Post 1990 India has emerged as one of the world’s fastest growing economies. Its GDP growth rate of about 9% in the last few years is historically unparalleled except by our neighbour China. With rapid economic and social growth, however, new challenges emerge as also new growth strategies. For sustainable economic development, the crucial agricultural sector has to grow at a consistent 4% growth rate to GDP. Given the fact that 60% of our farming is monsoon dependent, ensuring consistent growth in food production is a major challenge, especially in wake of global warming and consequent climatic changes.
Credit has a very important role to play in supporting agricultural production and investment activities. The total credit flow to agriculture during the 10th Five Year Plan was expected to grow at a compound annual growth rate (CAGR) of 26.38%, as against the CAGR of 18.63% achieved during the 9th Five Year Plan.
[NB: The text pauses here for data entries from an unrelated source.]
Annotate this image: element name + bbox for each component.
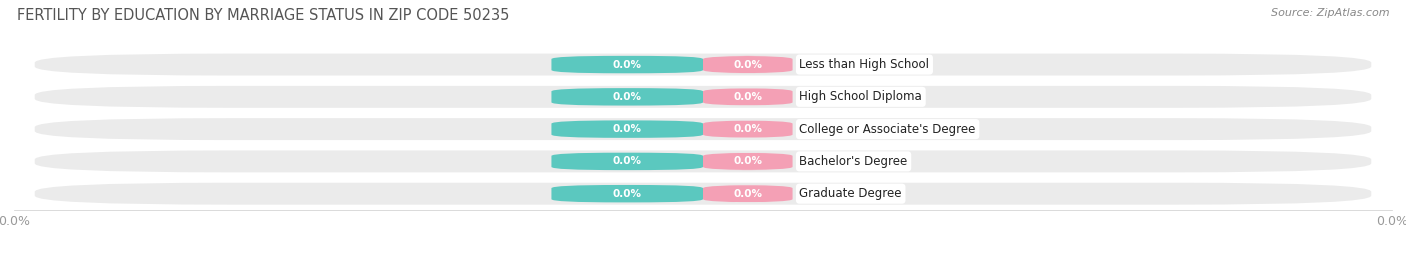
Text: Graduate Degree: Graduate Degree <box>800 187 903 200</box>
FancyBboxPatch shape <box>703 88 793 105</box>
FancyBboxPatch shape <box>35 54 1371 76</box>
Text: Bachelor's Degree: Bachelor's Degree <box>800 155 908 168</box>
Text: 0.0%: 0.0% <box>734 92 762 102</box>
Text: Less than High School: Less than High School <box>800 58 929 71</box>
Text: 0.0%: 0.0% <box>613 189 641 199</box>
FancyBboxPatch shape <box>551 153 703 170</box>
FancyBboxPatch shape <box>35 183 1371 205</box>
Text: 0.0%: 0.0% <box>734 156 762 167</box>
FancyBboxPatch shape <box>35 86 1371 108</box>
Text: 0.0%: 0.0% <box>613 124 641 134</box>
Text: 0.0%: 0.0% <box>734 124 762 134</box>
FancyBboxPatch shape <box>35 118 1371 140</box>
FancyBboxPatch shape <box>35 150 1371 172</box>
FancyBboxPatch shape <box>703 121 793 138</box>
Text: 0.0%: 0.0% <box>613 156 641 167</box>
Text: 0.0%: 0.0% <box>734 189 762 199</box>
FancyBboxPatch shape <box>703 153 793 170</box>
FancyBboxPatch shape <box>703 185 793 202</box>
Text: Source: ZipAtlas.com: Source: ZipAtlas.com <box>1271 8 1389 18</box>
Text: FERTILITY BY EDUCATION BY MARRIAGE STATUS IN ZIP CODE 50235: FERTILITY BY EDUCATION BY MARRIAGE STATU… <box>17 8 509 23</box>
FancyBboxPatch shape <box>551 88 703 105</box>
Text: 0.0%: 0.0% <box>734 59 762 70</box>
FancyBboxPatch shape <box>551 185 703 202</box>
FancyBboxPatch shape <box>551 56 703 73</box>
FancyBboxPatch shape <box>703 56 793 73</box>
Text: 0.0%: 0.0% <box>613 92 641 102</box>
Text: 0.0%: 0.0% <box>613 59 641 70</box>
Text: High School Diploma: High School Diploma <box>800 90 922 103</box>
FancyBboxPatch shape <box>551 121 703 138</box>
Text: College or Associate's Degree: College or Associate's Degree <box>800 123 976 136</box>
However, although the total agricultural credit has increased during the last six years, there are serious quantitative as well as qualitative concerns. The poor outreach of the formal institutional credit structure is a serious issue that needs to be corrected expeditiously. The findings of the National Sample Survey Organisation (NSSO) 59th Round (2003), reveal that only 27% of the total number of cultivator households received credit from formal sources while 22% received credit from informal sources. The remaining households, comprising mainly small and marginal farmers, had no credit outstanding. Comprehensive measures aimed at financial inclusion in terms of innovative products and services to increase access to financial services and institutional credit, are required. Other issues such as ensuring credit flow to tenant farmers, oral lessees and women cultivators, complex documentation processes, high transaction costs, lack of availability of quality inputs across all regions, inadequate and ineffective risk mitigation arrangements, poor extension services, weak marketing links and sectoral and regional issues in credit are also required to be addressed expeditiously. The lack of rural credit bureaus also delays the process of sanction of agricultural loans as there is need to reduce loan risk and documentation procedures.